Я быстро заговорил, чтобы он не подумал, будто я придумал новый метод, способный исцелить его паралич.
— Мне нечем вас порадовать. Просто хотел спросить, смогу ли как-нибудь к вам заехать, если буду в ваших местах? Так, проверить, как у вас дела.
Он не отвечал. Наверное, просто не знал, как это воспринять.
— Хорошо, — осторожно сказал он. — Конечно. Я не против.
— Тогда договорились. Я позвоню, — сказал я. — Надеюсь, мы встретимся в ближайшие несколько недель. Увидимся!
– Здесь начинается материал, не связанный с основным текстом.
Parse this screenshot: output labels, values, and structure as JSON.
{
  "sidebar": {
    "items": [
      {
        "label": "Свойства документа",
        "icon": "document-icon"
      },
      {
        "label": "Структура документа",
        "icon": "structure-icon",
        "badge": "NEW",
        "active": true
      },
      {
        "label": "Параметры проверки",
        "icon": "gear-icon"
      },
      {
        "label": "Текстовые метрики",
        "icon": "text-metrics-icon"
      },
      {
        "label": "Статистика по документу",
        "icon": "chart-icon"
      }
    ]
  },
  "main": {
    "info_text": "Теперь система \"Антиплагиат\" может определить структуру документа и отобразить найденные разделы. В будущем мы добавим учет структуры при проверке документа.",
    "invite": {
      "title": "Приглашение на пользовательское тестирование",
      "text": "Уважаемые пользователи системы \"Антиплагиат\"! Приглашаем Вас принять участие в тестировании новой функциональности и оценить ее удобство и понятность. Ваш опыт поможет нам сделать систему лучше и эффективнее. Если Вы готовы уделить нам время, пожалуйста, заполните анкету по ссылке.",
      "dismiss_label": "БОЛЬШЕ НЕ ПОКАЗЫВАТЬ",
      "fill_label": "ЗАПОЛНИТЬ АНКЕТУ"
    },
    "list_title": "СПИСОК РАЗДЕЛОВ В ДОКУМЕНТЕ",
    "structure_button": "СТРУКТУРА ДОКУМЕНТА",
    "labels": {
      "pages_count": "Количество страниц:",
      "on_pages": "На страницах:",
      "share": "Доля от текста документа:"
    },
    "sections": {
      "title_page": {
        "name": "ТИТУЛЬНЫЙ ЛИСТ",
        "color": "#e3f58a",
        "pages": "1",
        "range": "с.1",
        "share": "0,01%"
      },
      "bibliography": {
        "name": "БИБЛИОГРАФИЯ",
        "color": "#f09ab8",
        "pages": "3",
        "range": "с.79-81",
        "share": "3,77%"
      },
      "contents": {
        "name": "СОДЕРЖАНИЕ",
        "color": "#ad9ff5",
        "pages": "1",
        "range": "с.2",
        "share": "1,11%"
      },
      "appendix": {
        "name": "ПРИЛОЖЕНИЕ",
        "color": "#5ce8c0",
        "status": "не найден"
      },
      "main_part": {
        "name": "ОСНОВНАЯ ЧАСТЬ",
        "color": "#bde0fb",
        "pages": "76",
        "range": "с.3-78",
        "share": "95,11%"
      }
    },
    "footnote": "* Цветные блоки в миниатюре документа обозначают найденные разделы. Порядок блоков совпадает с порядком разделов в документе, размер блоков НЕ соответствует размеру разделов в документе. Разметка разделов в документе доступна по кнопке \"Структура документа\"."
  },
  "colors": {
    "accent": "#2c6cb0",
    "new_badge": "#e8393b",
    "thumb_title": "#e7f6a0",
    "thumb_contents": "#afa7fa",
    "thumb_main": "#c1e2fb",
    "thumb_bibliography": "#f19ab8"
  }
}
— Увидимся, — эхом откликнулся он.
Прошло несколько недель, и я приехал к нему. Они с матерью и сестрой жили в маленьком доме. Мне открыла сестра. Сэм, в спортивных штанах и фуфайке, сидел в своей коляске. Он слабо улыбнулся, немного удивленный, что я выполнил обещание. Он выглядел изможденным и несчастным, как тряпичный Пьеро. Его черные волосы потеряли блеск, он хмурился, и на лице отражалась тоска. Левой рукой он двигал джойстик коляски: сил хватало только на это. Правая рука по-прежнему висела плетью.
Я сел на диван, напротив него.
— Как вы? — сказал я.
— Да не особо, — ответил он, не особо пытаясь притворяться счастливым. Его фразы разделяло несколько мгновений. — Иногда выезжаю. Нашел в Сети пару альтернативных методик.
— Правда? Каких? — тут же спросил я. Неужели он может хоть на что-то надеяться?
— Ароматерапия, — усмехнулся он. — Знаю, все это чушь. В смысле, что мне вообще поможет?